- Born: 1942
- Died: November 26, 2023 (aged 81)
- Occupation: Journalist
- Years active: 54
- Children: 3

= Norris McDonald (journalist) =

Canadian journalist (1942–2023)

Norris McDonald (1942 – November 26, 2023) was a Canadian journalist and member of the Canadian Motorsport Hall of Fame.

McDonald was automotive editor of the Toronto Star, Canada's largest-circulation newspaper, where he was responsible for the Saturday Wheels section and the newspaper's automotive website. He was also the Star's motorsport reporter and columnist. He was previously news editor and entertainment editor of the Star, news editor and assistant foreign editor of the Globe and Mail, and editorial page editor and associate editor of the Kingston Whig-Standard, where he also wrote a humour column. Early in his career, he wrote sports for the Pembroke Daily Observer and was a general assignment reporter on the Orillia Packet & Times.

== Biography==

===Early life===
Born in Toronto, McDonald flunked out of Stamford Collegiate in Niagara Falls, Ontario, in 1962 after spending seven years there and never getting past Grade 11. In 1969, he graduated from Sir George Williams University (now Concordia University) in Montreal where he'd been admitted as a mature student. Named to the Honour Roll in his graduating year, his thesis in sociology, "Prostitutes are Human Beings—An Organized Counter-Institution," written with Clive L. Copeland, was subsequently published by Random House in the 1971 textbook Deviance, Reality and Change, edited by H. Taylor Buckner.

===Career===
His first newspaper job, beginning at age 19 at the Orillia Packet & Times, saw him cover his first auto race, on the ice of Lake Couchiching during the 1962 Orillia Winter Carnival. He covered his first Indianapolis 500 in 1969 and his first Formula One Canadian Grand Prix in 1970, both for the Globe and Mail. He joined the Toronto Star in 1973. In 1974, he covered Evel Knievel’s attempted jump of a 1,780-foot wide Idaho canyon.

In 1982, believing strongly that journalists should know everything about who and what they cover and finding himself writing more and more about auto racing, McDonald went racing himself in a high-speed, high-expense class of open-wheel, open-cockpit car and competition called supermodified racing. Freely admitting he wasn't very good but noting that he was never black-flagged, McDonald went racing one night, only to be asked to fill in for an absent trackside announcer at Oswego Speedway on the shores of Lake Ontario in northern New York state. Putting his journalistic skills to work in interviewing drivers and reporting from "the pits," McDonald proved to be successful and popular and did the infield announcing job at the "Home of the Supermodifieds" for close to 15 years.

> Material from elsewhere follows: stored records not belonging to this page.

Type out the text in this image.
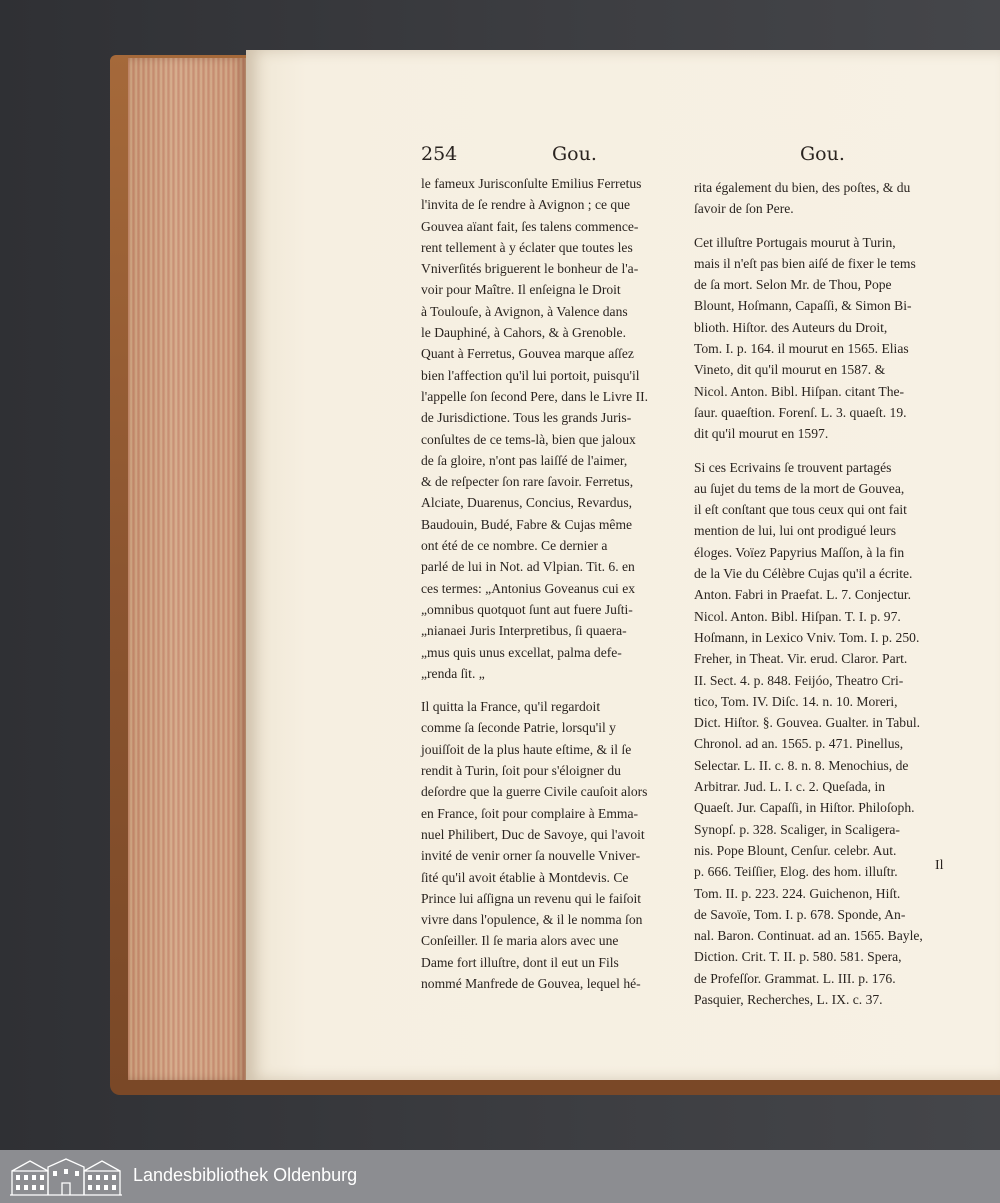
254	Gou.	Gou.
le fameux Jurisconſulte Emilius Ferretus
l'invita de ſe rendre à Avignon ; ce que
Gouvea aïant fait, ſes talens commence-
rent tellement à y éclater que toutes les
Vniverſités briguerent le bonheur de l'a-
voir pour Maître. Il enſeigna le Droit
à Toulouſe, à Avignon, à Valence dans
le Dauphiné, à Cahors, & à Grenoble.
Quant à Ferretus, Gouvea marque aſſez
bien l'affection qu'il lui portoit, puisqu'il
l'appelle ſon ſecond Pere, dans le Livre II.
de Jurisdictione. Tous les grands Juris-
conſultes de ce tems-là, bien que jaloux
de ſa gloire, n'ont pas laiſſé de l'aimer,
& de reſpecter ſon rare ſavoir. Ferretus,
Alciate, Duarenus, Concius, Revardus,
Baudouin, Budé, Fabre & Cujas même
ont été de ce nombre. Ce dernier a
parlé de lui in Not. ad Vlpian. Tit. 6. en
ces termes: „Antonius Goveanus cui ex
„omnibus quotquot ſunt aut fuere Juſti-
„nianaei Juris Interpretibus, ſi quaera-
„mus quis unus excellat, palma defe-
„renda ſit. „
Il quitta la France, qu'il regardoit
comme ſa ſeconde Patrie, lorsqu'il y
jouiſſoit de la plus haute eſtime, & il ſe
rendit à Turin, ſoit pour s'éloigner du
deſordre que la guerre Civile cauſoit alors
en France, ſoit pour complaire à Emma-
nuel Philibert, Duc de Savoye, qui l'avoit
invité de venir orner ſa nouvelle Vniver-
ſité qu'il avoit établie à Montdevis. Ce
Prince lui aſſigna un revenu qui le faiſoit
vivre dans l'opulence, & il le nomma ſon
Conſeiller. Il ſe maria alors avec une
Dame fort illuſtre, dont il eut un Fils
nommé Manfrede de Gouvea, lequel hé-
rita également du bien, des poſtes, & du
ſavoir de ſon Pere.
Cet illuſtre Portugais mourut à Turin,
mais il n'eſt pas bien aiſé de fixer le tems
de ſa mort. Selon Mr. de Thou, Pope
Blount, Hoſmann, Capaſſi, & Simon Bi-
blioth. Hiſtor. des Auteurs du Droit,
Tom. I. p. 164. il mourut en 1565. Elias
Vineto, dit qu'il mourut en 1587. &
Nicol. Anton. Bibl. Hiſpan. citant The-
ſaur. quaeſtion. Forenſ. L. 3. quaeſt. 19.
dit qu'il mourut en 1597.
Si ces Ecrivains ſe trouvent partagés
au ſujet du tems de la mort de Gouvea,
il eſt conſtant que tous ceux qui ont fait
mention de lui, lui ont prodigué leurs
éloges. Voïez Papyrius Maſſon, à la fin
de la Vie du Célèbre Cujas qu'il a écrite.
Anton. Fabri in Praefat. L. 7. Conjectur.
Nicol. Anton. Bibl. Hiſpan. T. I. p. 97.
Hoſmann, in Lexico Vniv. Tom. I. p. 250.
Freher, in Theat. Vir. erud. Claror. Part.
II. Sect. 4. p. 848. Feijóo, Theatro Cri-
tico, Tom. IV. Diſc. 14. n. 10. Moreri,
Dict. Hiſtor. §. Gouvea. Gualter. in Tabul.
Chronol. ad an. 1565. p. 471. Pinellus,
Selectar. L. II. c. 8. n. 8. Menochius, de
Arbitrar. Jud. L. I. c. 2. Queſada, in
Quaeſt. Jur. Capaſſi, in Hiſtor. Philoſoph.
Synopſ. p. 328. Scaliger, in Scaligera-
nis. Pope Blount, Cenſur. celebr. Aut.
p. 666. Teiſſier, Elog. des hom. illuſtr.
Tom. II. p. 223. 224. Guichenon, Hiſt.
de Savoïe, Tom. I. p. 678. Sponde, An-
nal. Baron. Continuat. ad an. 1565. Bayle,
Diction. Crit. T. II. p. 580. 581. Spera,
de Profeſſor. Grammat. L. III. p. 176.
Pasquier, Recherches, L. IX. c. 37.
Il
Landesbibliothek Oldenburg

Although he was always employed by newspapers, he also appeared on radio and television. His racing program, Motorsport Radio, co-hosted by Jim Martyn, was carried by Toronto all-sports station The Fan 590 in the early 2000s. While in Kingston, Ontario, he hosted a television program, Feedback Live, that won critical acclaim from Canadian broadcasting legend Peter Trueman. Writing in his column in the Toronto Star's Star Week TV magazine, Trueman said: “McDonald—an old-time newshound with Runyonesque overtones—is a natural on television.”

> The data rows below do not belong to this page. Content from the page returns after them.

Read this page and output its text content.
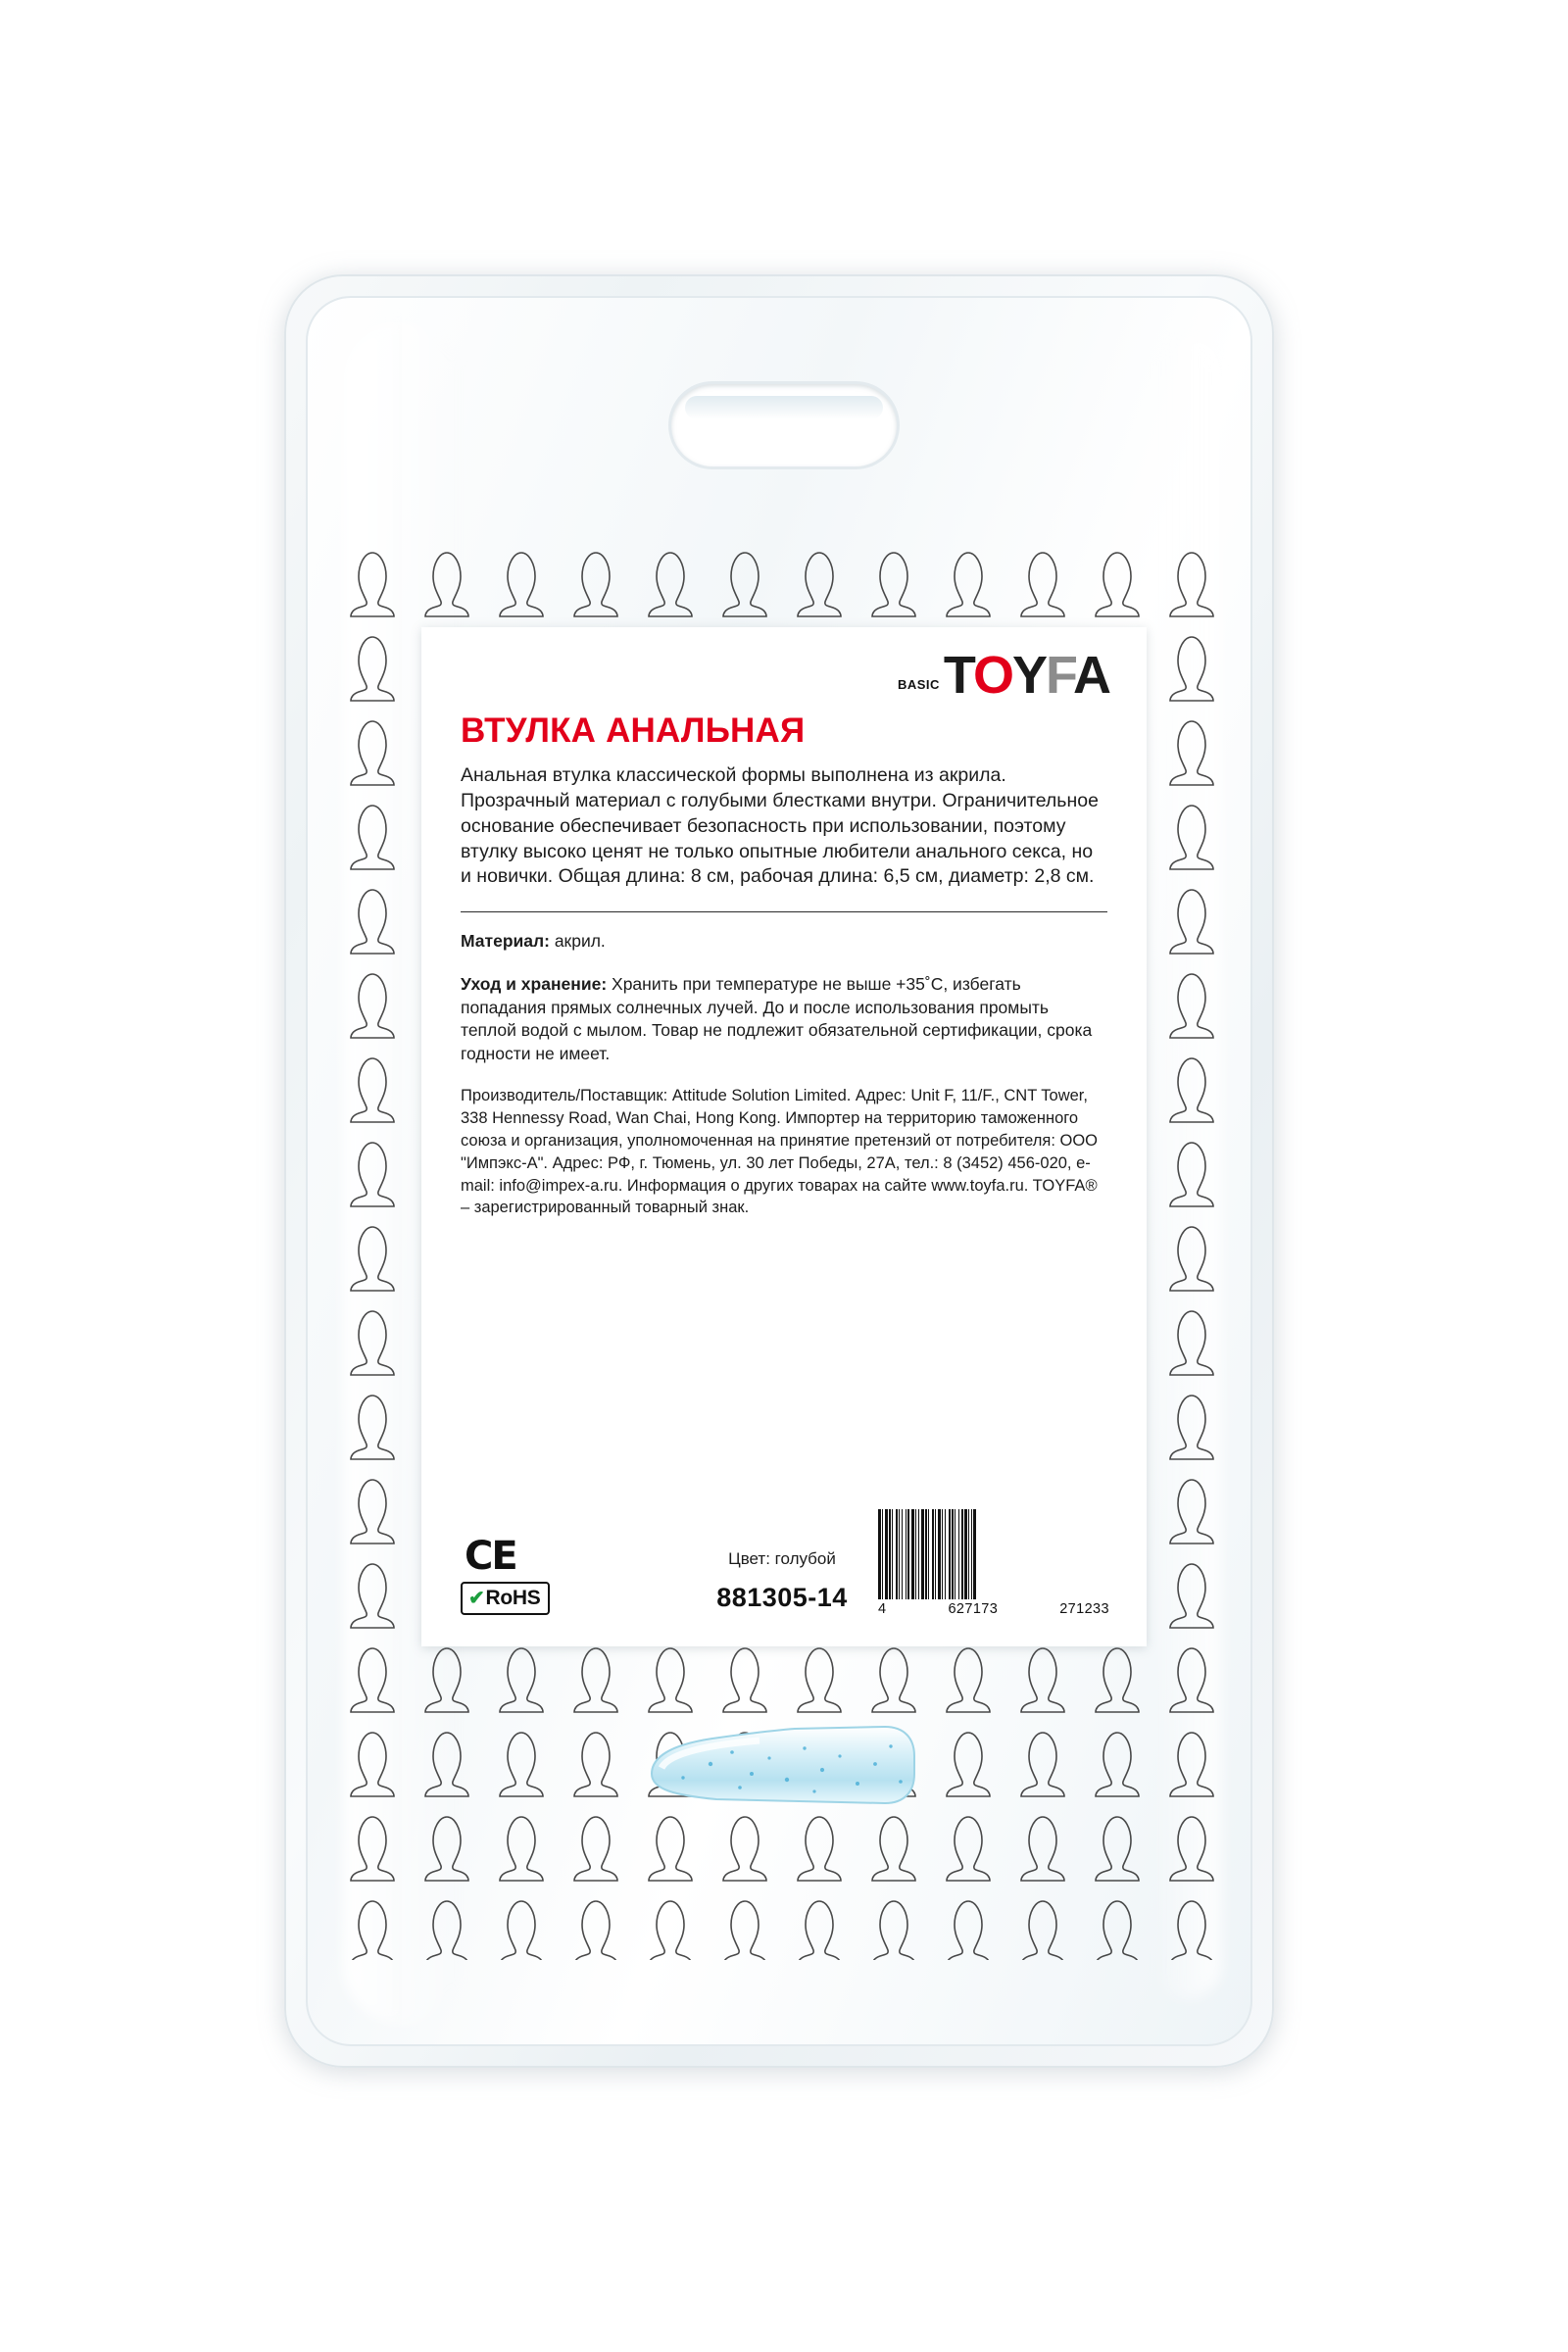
BASICTOYFA
ВТУЛКА АНАЛЬНАЯ

Анальная втулка классической формы выполнена из акрила. Прозрачный материал с голубыми блестками внутри. Ограничительное основание обеспечивает безопасность при использовании, поэтому втулку высоко ценят не только опытные любители анального секса, но и новички. Общая длина: 8 см, рабочая длина: 6,5 см, диаметр: 2,8 см.

Материал: акрил.

Уход и хранение: Хранить при температуре не выше +35˚С, избегать попадания прямых солнечных лучей. До и после использования промыть теплой водой с мылом. Товар не подлежит обязательной сертификации, срока годности не имеет.

Производитель/Поставщик: Attitude Solution Limited. Адрес: Unit F, 11/F., CNT Tower, 338 Hennessy Road, Wan Chai, Hong Kong. Импортер на территорию таможенного союза и организация, уполномоченная на принятие претензий от потребителя: ООО "Импэкс-А". Адрес: РФ, г. Тюмень, ул. 30 лет Победы, 27А, тел.: 8 (3452) 456-020, e-mail: info@impex-a.ru. Информация о других товарах на сайте www.toyfa.ru. TOYFA® – зарегистрированный товарный знак.

CE
✔RoHS
Цвет: голубой
881305-14	4	627173	271233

===Personal life and death===
McDonald was the father of three children, Cameron, Carolina and Duncan, and lived with his partner, Susan Greene, in Mississauga, Ontario.

In 1968, McDonald co-wrote, co-record and co-produced a campaign song for federal Progressive Conservative leader Robert Stanfield called "The Man From Nova Scotia." The song was banned by the CRTC for violating election laws.

Norris McDonald died on November 26, 2023, at the age of 81.

==Honours and awards==
For his stories and columns on amateur/non-professional racing and racers, many of whom would never expect to be profiled in the country's biggest newspaper, McDonald was honoured in 2006 by being presented with the Canadian Automobile Sport Club's Media Award.

For his efforts at the "Steel Palace," he was inducted into the Oswego Speedway Hall of Fame in 2010.

The highlight of his motorsport career came in 2014 when he became the first journalist to be inducted into the Canadian Motorsport Hall of Fame in a class that included woman racing pioneer Diana Carter, administrator John Magill, road-racing champion Scott Maxwell, Indy racing star Paul Tracy and international inductee Nigel Mansell.